/vn.vitk

A Vietnamese Text Processing Toolkit

Primary LanguageJavaGNU General Public License v3.0GPL-3.0

Vitk

This is the first release of a Vietnamese text processing toolkit, which is called "Vitk", developed by Phuong LE-HONG at College of Natural Sciences, Vietnam National University, Hanoi.

There are some toolkits for Vietnamese text processing which are already published. However, most of them are not readily scalable for large data processing. This toolkit aims at the ability of processing big textual data. For this reason, it uses Apache Spark as its core platform. Apache Spark is a fast and general engine for large scale data processing. And hence, Vitk is a fast cluster computing toolkit.

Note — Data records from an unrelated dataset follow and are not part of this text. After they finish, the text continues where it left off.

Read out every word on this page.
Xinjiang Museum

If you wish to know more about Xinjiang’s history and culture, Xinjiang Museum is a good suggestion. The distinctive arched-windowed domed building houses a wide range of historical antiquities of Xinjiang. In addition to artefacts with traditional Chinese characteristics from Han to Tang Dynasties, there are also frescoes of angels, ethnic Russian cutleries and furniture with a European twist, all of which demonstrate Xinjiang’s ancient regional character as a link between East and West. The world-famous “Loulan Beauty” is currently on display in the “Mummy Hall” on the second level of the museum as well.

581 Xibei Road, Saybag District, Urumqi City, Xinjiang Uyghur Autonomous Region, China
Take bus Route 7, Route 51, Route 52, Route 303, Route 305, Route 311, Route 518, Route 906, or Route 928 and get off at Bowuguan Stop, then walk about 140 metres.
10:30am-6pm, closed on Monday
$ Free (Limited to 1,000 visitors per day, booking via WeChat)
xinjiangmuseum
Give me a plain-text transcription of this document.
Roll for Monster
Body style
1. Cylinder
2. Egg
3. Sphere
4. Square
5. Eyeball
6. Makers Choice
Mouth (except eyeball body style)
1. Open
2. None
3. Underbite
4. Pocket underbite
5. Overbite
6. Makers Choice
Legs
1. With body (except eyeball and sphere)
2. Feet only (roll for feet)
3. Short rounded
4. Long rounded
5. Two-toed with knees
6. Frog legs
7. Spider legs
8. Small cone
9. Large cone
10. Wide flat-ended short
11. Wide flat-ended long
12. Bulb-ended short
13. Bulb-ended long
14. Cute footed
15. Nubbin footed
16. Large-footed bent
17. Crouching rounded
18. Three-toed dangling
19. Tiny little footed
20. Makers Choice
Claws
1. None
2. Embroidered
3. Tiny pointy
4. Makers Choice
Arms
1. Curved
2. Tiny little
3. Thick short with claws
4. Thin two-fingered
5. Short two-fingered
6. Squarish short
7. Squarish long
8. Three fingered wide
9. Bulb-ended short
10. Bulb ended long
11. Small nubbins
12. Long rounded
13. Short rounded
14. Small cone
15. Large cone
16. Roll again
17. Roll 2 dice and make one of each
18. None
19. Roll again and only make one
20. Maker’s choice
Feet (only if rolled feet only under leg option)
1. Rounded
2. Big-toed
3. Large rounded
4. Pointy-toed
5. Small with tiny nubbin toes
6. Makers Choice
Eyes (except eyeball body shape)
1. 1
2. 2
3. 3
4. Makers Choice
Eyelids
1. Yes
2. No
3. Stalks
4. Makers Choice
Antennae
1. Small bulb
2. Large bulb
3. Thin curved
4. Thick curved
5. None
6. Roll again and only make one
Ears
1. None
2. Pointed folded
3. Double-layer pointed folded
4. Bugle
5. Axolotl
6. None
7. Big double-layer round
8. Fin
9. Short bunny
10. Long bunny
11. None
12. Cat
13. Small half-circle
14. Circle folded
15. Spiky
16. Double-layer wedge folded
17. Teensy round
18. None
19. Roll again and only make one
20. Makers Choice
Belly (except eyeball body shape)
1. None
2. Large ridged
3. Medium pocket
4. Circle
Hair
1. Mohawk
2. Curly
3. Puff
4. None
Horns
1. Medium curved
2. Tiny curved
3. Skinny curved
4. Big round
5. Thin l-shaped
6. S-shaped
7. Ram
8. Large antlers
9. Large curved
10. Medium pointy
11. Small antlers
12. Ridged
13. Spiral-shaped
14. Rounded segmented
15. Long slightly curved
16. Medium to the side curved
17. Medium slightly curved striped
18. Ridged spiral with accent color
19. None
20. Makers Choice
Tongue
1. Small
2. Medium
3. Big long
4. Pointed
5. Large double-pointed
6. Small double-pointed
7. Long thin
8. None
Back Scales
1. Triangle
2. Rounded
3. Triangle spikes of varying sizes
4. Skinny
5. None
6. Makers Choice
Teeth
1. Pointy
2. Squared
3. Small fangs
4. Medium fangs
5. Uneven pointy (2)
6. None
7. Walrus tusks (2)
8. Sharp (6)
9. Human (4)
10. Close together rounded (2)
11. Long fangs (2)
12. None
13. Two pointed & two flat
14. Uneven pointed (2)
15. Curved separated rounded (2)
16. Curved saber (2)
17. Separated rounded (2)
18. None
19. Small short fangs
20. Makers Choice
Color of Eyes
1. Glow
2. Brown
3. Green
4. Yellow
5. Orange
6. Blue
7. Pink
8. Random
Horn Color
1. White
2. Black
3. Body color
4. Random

As an example, the Vietnamese word segmentation tool of Vitk can tokenize a text of two million Vietnamese syllables in 20 seconds on a cluster of three computers (24 cores, 24 GB RAM), giving an accuracy of about 97%.

Tools

Currently, Vitk consists of two fundamental tools for text processing:

  • Word segmentation
  • Dependency parsing

The word segmentation tool is specific to the Vietnamese language. The dependency parser is general and can be trained to parse any language; we have tested on English and Vietnamese dependency treebanks.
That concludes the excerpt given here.